Once you discover the answer, use it to intrigue prospects. Encourage them to see why you are different in such a way that will make them join your gym as opposed to others.
For example, many in the fitness industry compete on “expert.” They claim to be the authority on the best workout, best trainers, most knowledgeable trainers, you name it. Determine your specialty, focus on it, promote it, and forget about anything else. If you stray from this plan, you may actually run the risk of undervaluing your business.

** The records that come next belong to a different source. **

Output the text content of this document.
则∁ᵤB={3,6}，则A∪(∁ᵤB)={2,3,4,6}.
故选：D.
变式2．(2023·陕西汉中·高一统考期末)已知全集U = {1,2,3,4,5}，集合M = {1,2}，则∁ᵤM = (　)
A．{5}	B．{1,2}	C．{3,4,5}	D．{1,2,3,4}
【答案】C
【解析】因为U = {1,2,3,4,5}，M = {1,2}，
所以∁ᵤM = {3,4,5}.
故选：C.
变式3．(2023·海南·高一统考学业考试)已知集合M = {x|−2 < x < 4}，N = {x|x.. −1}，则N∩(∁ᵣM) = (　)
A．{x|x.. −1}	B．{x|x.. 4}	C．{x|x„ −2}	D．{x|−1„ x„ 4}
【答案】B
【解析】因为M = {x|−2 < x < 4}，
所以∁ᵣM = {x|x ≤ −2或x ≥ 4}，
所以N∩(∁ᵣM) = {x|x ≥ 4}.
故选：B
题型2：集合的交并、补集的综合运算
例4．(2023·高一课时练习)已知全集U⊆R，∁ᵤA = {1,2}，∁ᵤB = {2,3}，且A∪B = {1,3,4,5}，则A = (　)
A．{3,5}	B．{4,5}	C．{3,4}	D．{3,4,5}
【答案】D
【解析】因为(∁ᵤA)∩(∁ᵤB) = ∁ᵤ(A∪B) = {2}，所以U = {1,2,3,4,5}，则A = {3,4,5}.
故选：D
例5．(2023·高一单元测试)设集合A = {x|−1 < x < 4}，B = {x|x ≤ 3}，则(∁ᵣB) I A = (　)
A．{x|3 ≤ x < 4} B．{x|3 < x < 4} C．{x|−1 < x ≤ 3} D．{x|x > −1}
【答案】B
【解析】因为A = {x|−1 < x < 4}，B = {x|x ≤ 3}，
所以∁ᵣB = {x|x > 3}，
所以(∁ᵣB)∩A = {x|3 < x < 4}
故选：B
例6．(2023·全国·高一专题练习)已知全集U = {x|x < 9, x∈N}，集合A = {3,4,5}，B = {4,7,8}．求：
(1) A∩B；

2. Identify your ideal member or customer
There’s no doubt that the reason you’re in the fitness industry is to help people get in shape, lose weight, and/or reach their fitness goals. You clearly like helping people and you enjoy fitness, but understanding your exact market is key. Perhaps the market you had when you started your business has changed since your opening day. Who is your ideal customer now? Nail it down and return back to this target membership as you adjust business to inspire growth.
3. Outline measurable goals
Whatever changes you do to your business to achieve growth, understand that they must be measurable. If the change is not measurable, you have no way of knowing if there is any progress.
Start by outlining which key indicators affect the growth of your business, then commit time and money to those areas. You will also want to properly do some testing to see which strategies work best and are most effective. Over time you can compare past and current results to see which ones work best.
4. Verify your revenue streams
This one may seem like a given, but determine your current revenue streams. There are the obvious ones, like gym memberships and personal training. But also consider ways to generate revenue that go above and beyond the basics. Could you sell towels and water bottles? Other items at a pro shop? Add coffee or snacks to the juice bar? Understand that you might be forgetting some key revenue additions. Think of the possibilities and easily add options to make your business more profitable.
5. Look to your competition
Often in an effort to stay focused, business owners will ignore the competition. While staying focused is absolutely a good thing, ignoring the competition in your industry is a bad thing. Your competition is quite possibly doing something better than your club. Don’t take it personally. Instead, look to your competition to see how they are establishing growth in new, creative ways to magnify your own growth strategy. Learn from your competition to increase your own growth potential.
6. Focus on your strengths
While it can seem practical to try to improve weakness, the truth is, sometimes it’s actually more profitable to focus on the things you do best. Looking at your strengths can help you understand and refocus the playing field to reestablish growth strategies, while building upon them to grow your business.
7. Invest in talent
This goes without saying. If over the past year you’ve noticed a dip in the performance of your trainers or staff members, you may want to reevaluate your staff. Your employees have direct contact with your customers, so it’s important to hire talented people who are just as motivated and inspired by your company’s value proposition as you are. Go ahead and be cheap with your marketing budgets and toilet paper, but pay your employees well.
Above all, understand that developing a growth strategy isn’t a one-size-fits-all process. Simply put, you need to adapt your business plan to smooth out inefficiencies, and refine your club’s strengths to better suit your members. Your club’s data – as defined above – should lend itself to all your strategic decisions. Using this data will allow you to create a personalized growth plan. By doing so you’ll better understand your business as a whole as well as your individual customers. When you adapt your growth strategy, you’ll keep your members happy, which will help member retention and new growth.